Orientierungssatz
Keine Wiedereinsetzung bei Nichteinreichung der Erklärung über die persönlichen und wirtschaftlichen Verhältnisse: 1. Wiedereinsetzung in den vorigen Stand gegen die infolge wirtschaftlicher Bedrängnis eingetretene Versäumung der Beschwerdefrist ist daher nach ständiger Rechtsprechung nur dann zu gewähren, wenn der Beschwerdeführer das Gesuch um Prozeßkostenhilfe und die Erklärung über seine persönlichen und wirtschaftlichen Verhältnisse (Familienverhältnisse, Beruf, Vermögen, Einkommen und Lasten) nach § 117 Abs 2 ZPO innerhalb der Beschwerdefrist eingereicht hat, sofern er nicht ohne sein Verschulden auch hieran gehindert war.
Normenkette
SGG § 160a Abs 1 S 2, § 67 Abs 1, § 73a Abs 1 S 1; ZPO § 117 Abs 2
Verfahrensgang
Hessisches LSG (Entscheidung vom 22.01.1988; Aktenzeichen L 11/An-1165/83) |
Gründe
Mit einem am 19. Juni 1988 von der Klägerin unterzeichneten Schreiben, in dem sie auf eine - beim Bundessozialgericht (BSG) nicht eingegangene - Beschwerdeschrift vom 27. April 1988 verweist, hat die Klägerin um Fristverlängerung für die Begründung ihrer Beschwerde gebeten und angegeben, daß sie wegen eines akuten Schubs ihrer Nierenerkrankung nicht in der Lage sei, ihren Rechtsanwalt aufzusuchen.
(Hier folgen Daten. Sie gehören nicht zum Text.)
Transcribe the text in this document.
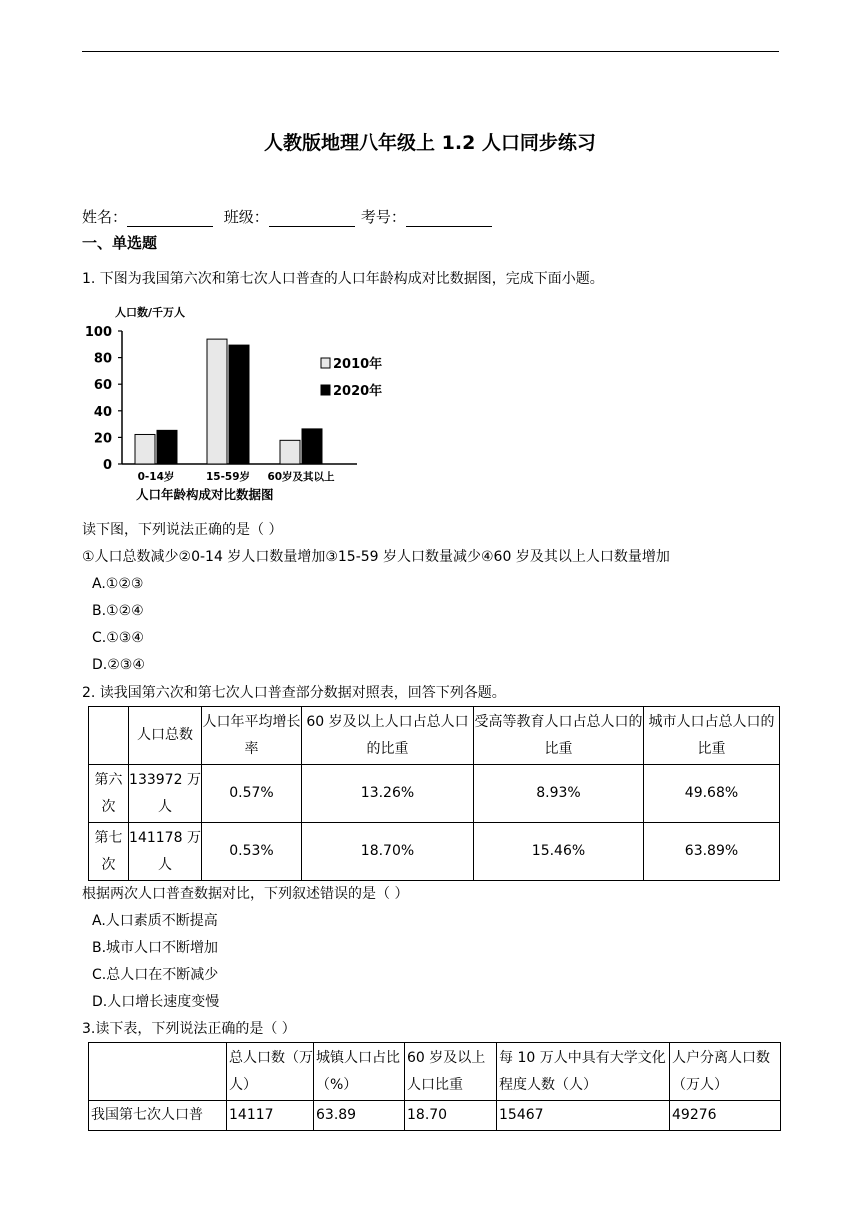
人教版地理八年级上 1.2 人口同步练习
姓名：	班级：	考号：
一、单选题
1. 下图为我国第六次和第七次人口普查的人口年龄构成对比数据图，完成下面小题。
人口数/千万人
0
20
40
60
80
100
0-14岁	15-59岁 60岁及其以上
2010年
2020年
人口年龄构成对比数据图
读下图，下列说法正确的是（ ）
①人口总数减少②0-14 岁人口数量增加③15-59 岁人口数量减少④60 岁及其以上人口数量增加
A.①②③
B.①②④
C.①③④
D.②③④
2. 读我国第六次和第七次人口普查部分数据对照表，回答下列各题。
	人口总数	人口年平均增长率	60 岁及以上人口占总人口的比重	受高等教育人口占总人口的比重	城市人口占总人口的比重
第六次	133972 万人	0.57%	13.26%	8.93%	49.68%
第七次	141178 万人	0.53%	18.70%	15.46%	63.89%
根据两次人口普查数据对比，下列叙述错误的是（ ）
A.人口素质不断提高
B.城市人口不断增加
C.总人口在不断减少
D.人口增长速度变慢
3.读下表，下列说法正确的是（ ）
	总人口数（万人）	城镇人口占比（%）	60 岁及以上人口比重	每 10 万人中具有大学文化程度人数（人）	人户分离人口数（万人）
我国第七次人口普	14117	63.89	18.70	15467	49276
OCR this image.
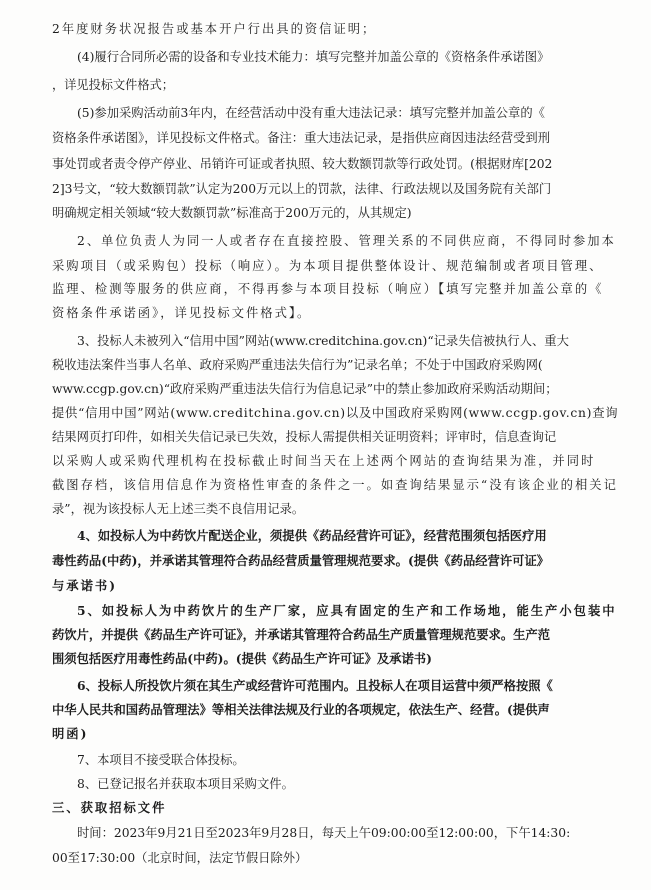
2年度财务状况报告或基本开户行出具的资信证明；

(4)履行合同所必需的设备和专业技术能力：填写完整并加盖公章的《资格条件承诺图》

，详见投标文件格式；

(5)参加采购活动前3年内，在经营活动中没有重大违法记录：填写完整并加盖公章的《

资格条件承诺图》，详见投标文件格式。备注：重大违法记录，是指供应商因违法经营受到刑

事处罚或者责令停产停业、吊销许可证或者执照、较大数额罚款等行政处罚。(根据财库[202

2]3号文，“较大数额罚款”认定为200万元以上的罚款，法律、行政法规以及国务院有关部门

明确规定相关领域“较大数额罚款”标准高于200万元的，从其规定)

2、单位负责人为同一人或者存在直接控股、管理关系的不同供应商，不得同时参加本

采购项目（或采购包）投标（响应）。为本项目提供整体设计、规范编制或者项目管理、

监理、检测等服务的供应商，不得再参与本项目投标（响应）【填写完整并加盖公章的《

资格条件承诺函》，详见投标文件格式】。

3、投标人未被列入“信用中国”网站(www.creditchina.gov.cn)“记录失信被执行人、重大

税收违法案件当事人名单、政府采购严重违法失信行为”记录名单；不处于中国政府采购网(

www.ccgp.gov.cn)“政府采购严重违法失信行为信息记录”中的禁止参加政府采购活动期间；

提供“信用中国”网站(www.creditchina.gov.cn)以及中国政府采购网(www.ccgp.gov.cn)查询

结果网页打印件，如相关失信记录已失效，投标人需提供相关证明资料；评审时，信息查询记

以采购人或采购代理机构在投标截止时间当天在上述两个网站的查询结果为准，并同时

截图存档，该信用信息作为资格性审查的条件之一。如查询结果显示“没有该企业的相关记

录”，视为该投标人无上述三类不良信用记录。

4、如投标人为中药饮片配送企业，须提供《药品经营许可证》，经营范围须包括医疗用

毒性药品(中药)，并承诺其管理符合药品经营质量管理规范要求。(提供《药品经营许可证》

与承诺书)

5、如投标人为中药饮片的生产厂家，应具有固定的生产和工作场地，能生产小包装中

药饮片，并提供《药品生产许可证》，并承诺其管理符合药品生产质量管理规范要求。生产范

围须包括医疗用毒性药品(中药)。(提供《药品生产许可证》及承诺书)

6、投标人所投饮片须在其生产或经营许可范围内。且投标人在项目运营中须严格按照《

中华人民共和国药品管理法》等相关法律法规及行业的各项规定，依法生产、经营。(提供声

明函)

7、本项目不接受联合体投标。

8、已登记报名并获取本项目采购文件。

三、获取招标文件

时间：2023年9月21日至2023年9月28日，每天上午09:00:00至12:00:00，下午14:30:

00至17:30:00（北京时间，法定节假日除外）
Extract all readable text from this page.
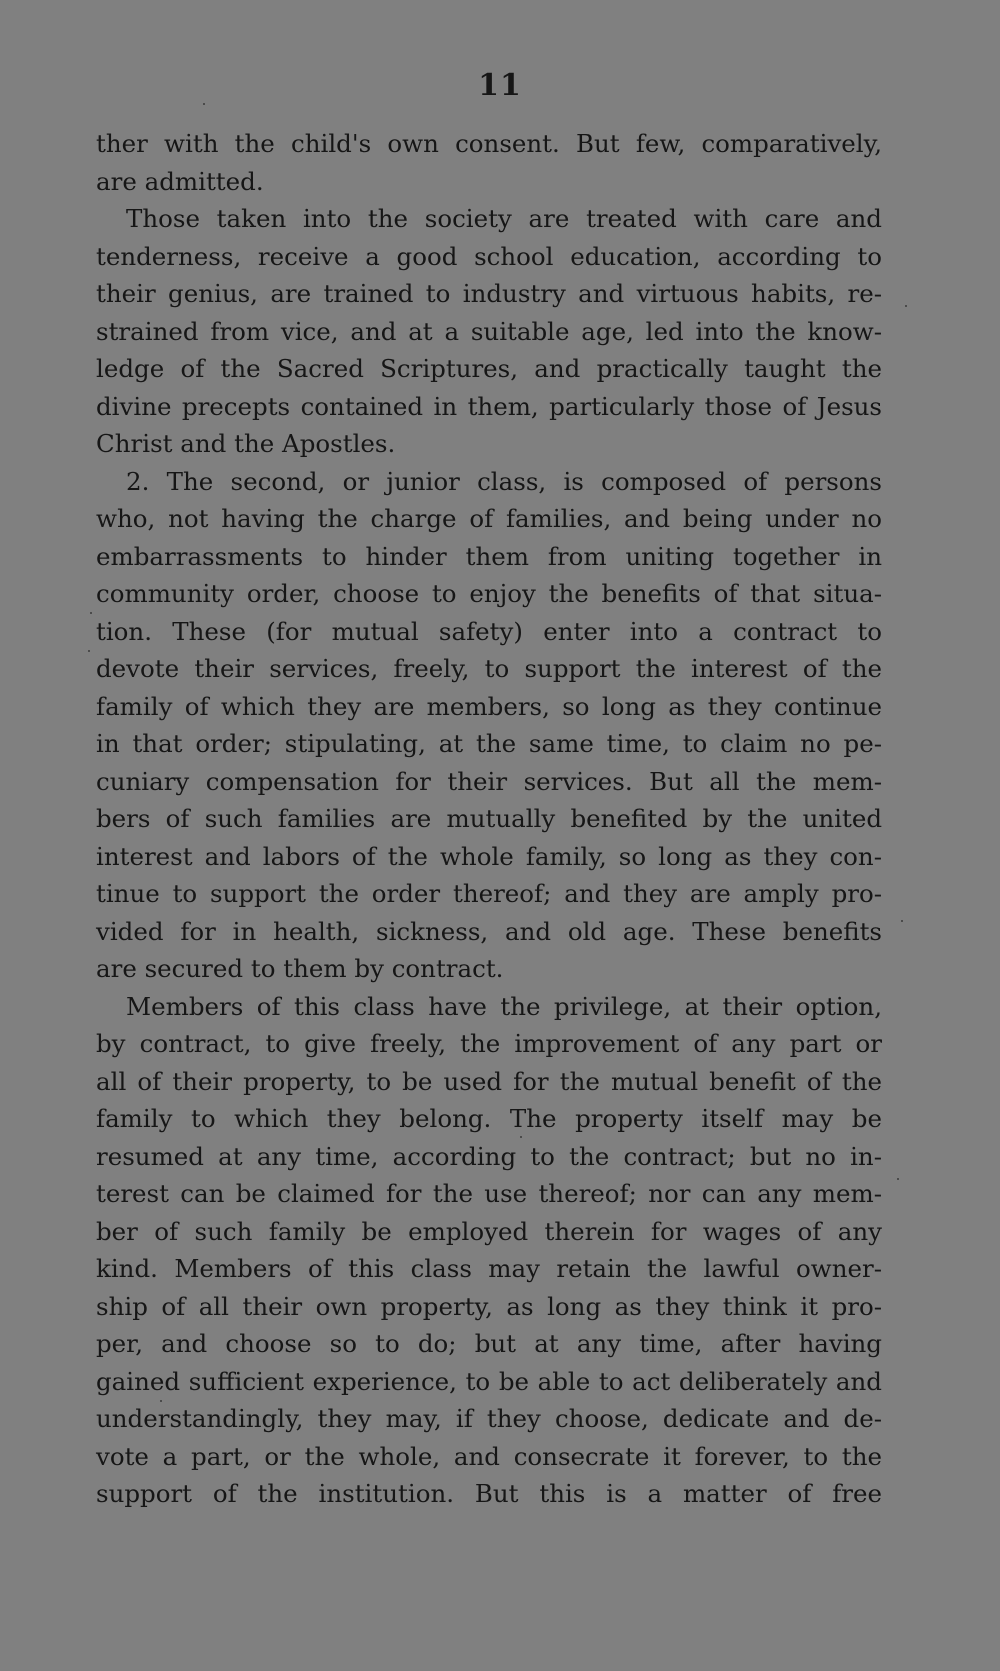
11
ther with the child's own consent. But few, comparatively,
are admitted.
Those taken into the society are treated with care and
tenderness, receive a good school education, according to
their genius, are trained to industry and virtuous habits, re-
strained from vice, and at a suitable age, led into the know-
ledge of the Sacred Scriptures, and practically taught the
divine precepts contained in them, particularly those of Jesus
Christ and the Apostles.
2. The second, or junior class, is composed of persons
who, not having the charge of families, and being under no
embarrassments to hinder them from uniting together in
community order, choose to enjoy the benefits of that situa-
tion. These (for mutual safety) enter into a contract to
devote their services, freely, to support the interest of the
family of which they are members, so long as they continue
in that order; stipulating, at the same time, to claim no pe-
cuniary compensation for their services. But all the mem-
bers of such families are mutually benefited by the united
interest and labors of the whole family, so long as they con-
tinue to support the order thereof; and they are amply pro-
vided for in health, sickness, and old age. These benefits
are secured to them by contract.
Members of this class have the privilege, at their option,
by contract, to give freely, the improvement of any part or
all of their property, to be used for the mutual benefit of the
family to which they belong. The property itself may be
resumed at any time, according to the contract; but no in-
terest can be claimed for the use thereof; nor can any mem-
ber of such family be employed therein for wages of any
kind. Members of this class may retain the lawful owner-
ship of all their own property, as long as they think it pro-
per, and choose so to do; but at any time, after having
gained sufficient experience, to be able to act deliberately and
understandingly, they may, if they choose, dedicate and de-
vote a part, or the whole, and consecrate it forever, to the
support of the institution. But this is a matter of free
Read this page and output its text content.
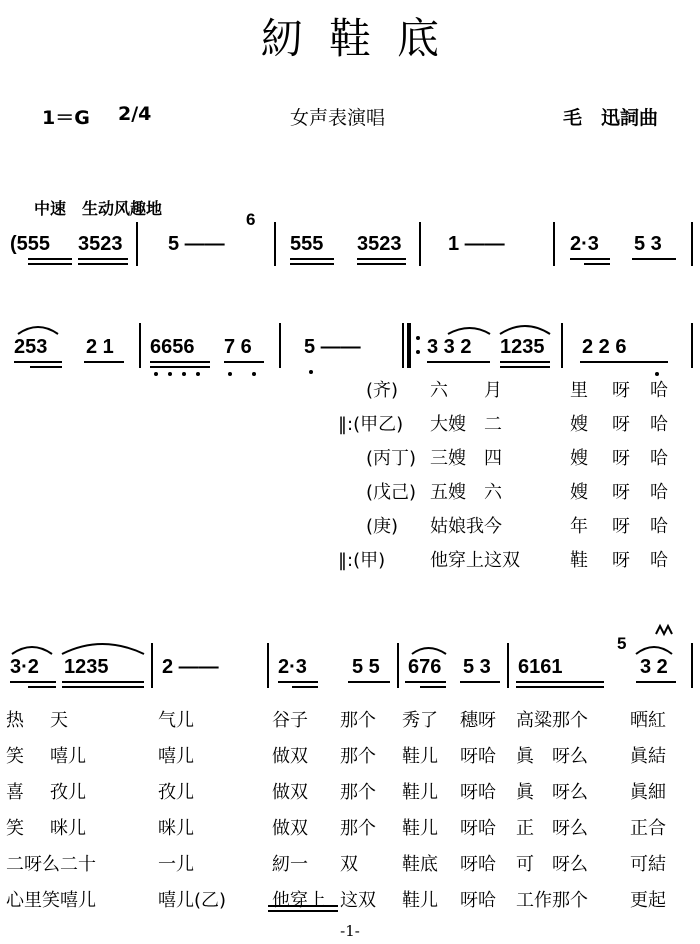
紉鞋底
1＝G 2/4	女声表演唱	毛　迅詞曲
中速　生动风趣地
(555 3523 5 ——
6
555 3523 1 ——	2·3 5 3
253 2 1 6656 7 6	5 ——	3 3 2 1235 2 2 6
(齐) 六 月	里 呀 哈
‖:(甲乙) 大嫂 二	嫂 呀 哈
(丙丁) 三嫂 四	嫂 呀 哈
(戊己) 五嫂 六	嫂 呀 哈
(庚) 姑娘我今	年 呀 哈
‖:(甲) 他穿上这双	鞋 呀 哈
3·2 1235	2 ——	2·3 5 5 676 5 3 6161
5
3 2
热 天	气儿	谷子 那个 秀了 穗呀 高粱那个 晒紅
笑 嘻儿	嘻儿	做双 那个 鞋儿 呀哈 眞　呀么 眞結
喜 孜儿	孜儿	做双 那个 鞋儿 呀哈 眞　呀么 眞細
笑 咪儿	咪儿	做双 那个 鞋儿 呀哈 正　呀么 正合
二呀么二十	一儿	紉一 双 鞋底 呀哈 可　呀么 可結
心里笑嘻儿	嘻儿(乙)	他穿上 这双 鞋儿 呀哈 工作那个 更起
-1-
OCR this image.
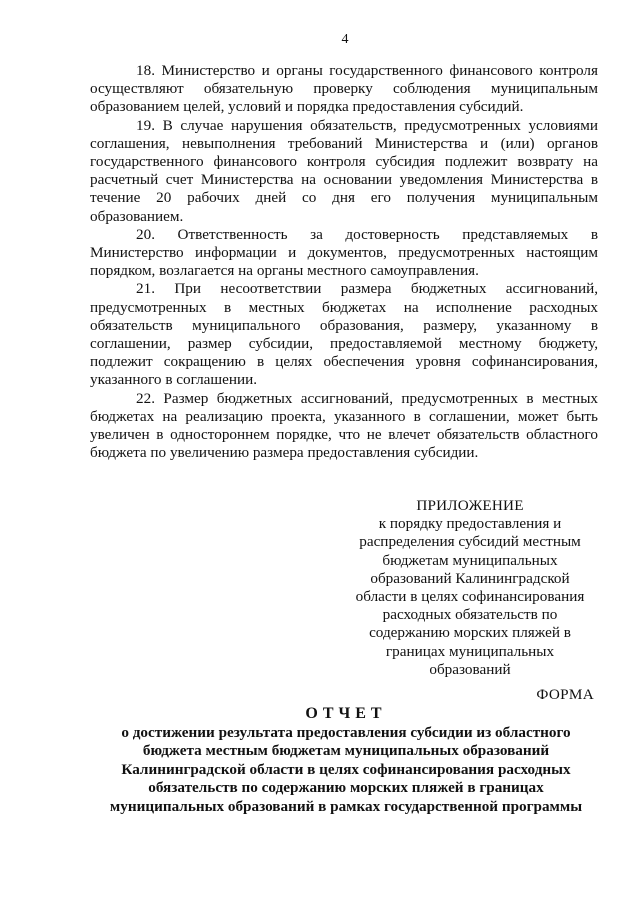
4

18. Министерство и органы государственного финансового контроля осуществляют обязательную проверку соблюдения муниципальным образованием целей, условий и порядка предоставления субсидий.

19. В случае нарушения обязательств, предусмотренных условиями соглашения, невыполнения требований Министерства и (или) органов государственного финансового контроля субсидия подлежит возврату на расчетный счет Министерства на основании уведомления Министерства в течение 20 рабочих дней со дня его получения муниципальным образованием.

20. Ответственность за достоверность представляемых в Министерство информации и документов, предусмотренных настоящим порядком, возлагается на органы местного самоуправления.

21. При несоответствии размера бюджетных ассигнований, предусмотренных в местных бюджетах на исполнение расходных обязательств муниципального образования, размеру, указанному в соглашении, размер субсидии, предоставляемой местному бюджету, подлежит сокращению в целях обеспечения уровня софинансирования, указанного в соглашении.

22. Размер бюджетных ассигнований, предусмотренных в местных бюджетах на реализацию проекта, указанного в соглашении, может быть увеличен в одностороннем порядке, что не влечет обязательств областного бюджета по увеличению размера предоставления субсидии.

ПРИЛОЖЕНИЕ
к порядку предоставления и
распределения субсидий местным
бюджетам муниципальных
образований Калининградской
области в целях софинансирования
расходных обязательств по
содержанию морских пляжей в
границах муниципальных
образований
ФОРМА
ОТЧЕТ
о достижении результата предоставления субсидии из областного
бюджета местным бюджетам муниципальных образований
Калининградской области в целях софинансирования расходных
обязательств по содержанию морских пляжей в границах
муниципальных образований в рамках государственной программы
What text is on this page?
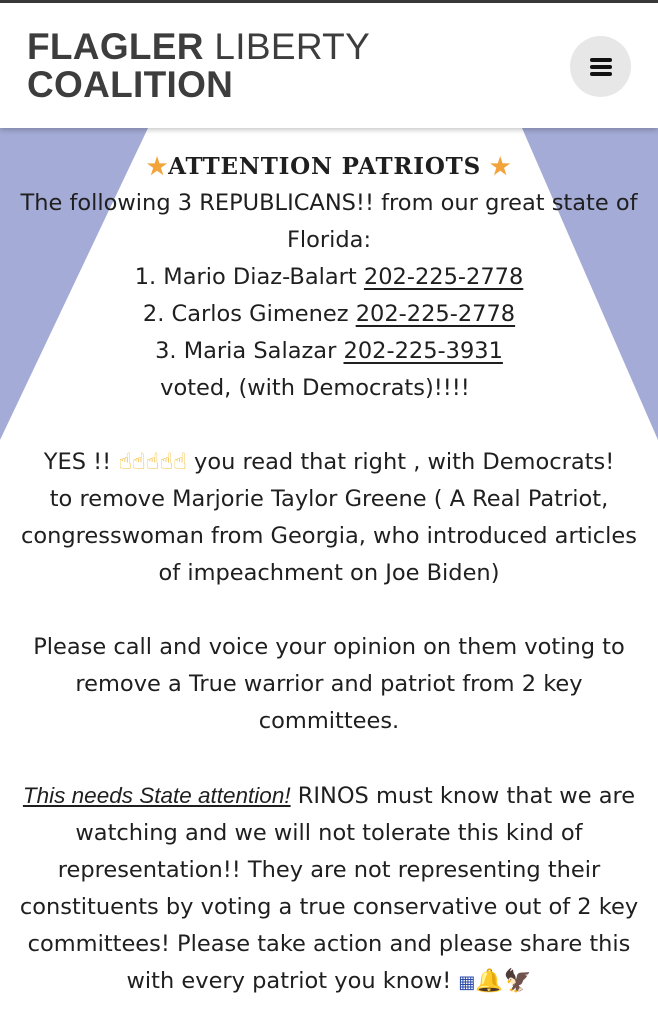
FLAGLER LIBERTY
COALITION
★ATTENTION PATRIOTS ★
The following 3 REPUBLICANS!! from our great state of Florida:
1. Mario Diaz-Balart 202-225-2778
2. Carlos Gimenez 202-225-2778
3. Maria Salazar 202-225-3931
voted, (with Democrats)!!!!
YES !! ☝☝☝☝☝ you read that right , with Democrats!
to remove Marjorie Taylor Greene ( A Real Patriot, congresswoman from Georgia, who introduced articles of impeachment on Joe Biden)
Please call and voice your opinion on them voting to remove a True warrior and patriot from 2 key committees.
This needs State attention! RINOS must know that we are watching and we will not tolerate this kind of representation!! They are not representing their constituents by voting a true conservative out of 2 key committees! Please take action and please share this with every patriot you know! ▦🔔🦅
Auf Anfrage des Senats hat die Klägerin eine Durchschrift ihrer - eigenhändig gefertigten - Beschwerdeschrift vom 27. April 1988 übersandt, in der es heißt, daß sie aus gesundheitlichen Gründen zur Zeit nicht in der Lage sei, ihren Rechtsanwalt - Prof. Dr. P. in F. - aufzusuchen und deshalb zur Fristwahrung Nichtzulassungsbeschwerde einlege. Sie hat hierzu mit Schreiben vom 27. August 1988 angegeben, daß sie wegen ihrer Erkrankung nicht in der Lage gewesen sei, ihre Beschwerdeschrift bei der Post als Einschreibesendung aufzugeben, und deshalb den Brief in den vor ihrem Haus stehenden Briefkasten eingeworfen habe. Erst nach dem 19. Juni 1988 sei sie wieder in der Lage gewesen, mit ihrem bisherigen Anwalt zu telefonieren, der jedoch eine Vertretung vor dem BSG abgelehnt habe. Die Suche nach weiteren Rechtsanwälten sei vergeblich gewesen. Sie bitte ferner um Wiedereinsetzung in den vorigen Stand und beantrage Beiordnung eines "Notanwaltes", weil sie infolge ihrer langjährigen Erkrankung inzwischen mittellos geworden sei. Ihrem diesbezüglichen Schreiben vom 27. August 1988 war eine Erklärung über die persönlichen und wirtschaftlichen Verhältnisse nicht beigefügt.
Dem Antrag auf Gewährung von Prozeßkostenhilfe kann nicht stattgegeben werden. Prozeßkostenhilfe ist nur zu gewähren, wenn die beabsichtigte Rechtsverfolgung hinreichende Aussicht auf Erfolg bietet (§ 73a Sozialgerichtsgesetz -SGG-, § 114 Zivilprozeßordnung -ZPO-). Hieran fehlt es schon deshalb, weil die von der Klägerin selbst eingelegte Nichtzulassungsbeschwerde unzulässig ist, denn die Klägerin muß sich vor dem BSG durch einen Prozeßbevollmächtigten vertreten lassen (§ 166 SGG). Selbst wenn der Klägerin ein vor dem BSG vertretungsberechtigter Prozeßbevollmächtigter beigeordnet und dieser die Nichtzulassungsbeschwerde formgerecht einlegen würde, müßte die Beschwerde wegen Versäumung der einmonatigen Beschwerdefrist (§ 160a Abs 1 Satz 2 SGG) als unzulässig verworfen werden. Die Frist ist nach der am 22. April 1988 erfolgten Zustellung des Urteils des Landessozialgerichts am 22. Mai 1988 abgelaufen. Wiedereinsetzung in den vorigen Stand kann der Klägerin nicht gewährt werden.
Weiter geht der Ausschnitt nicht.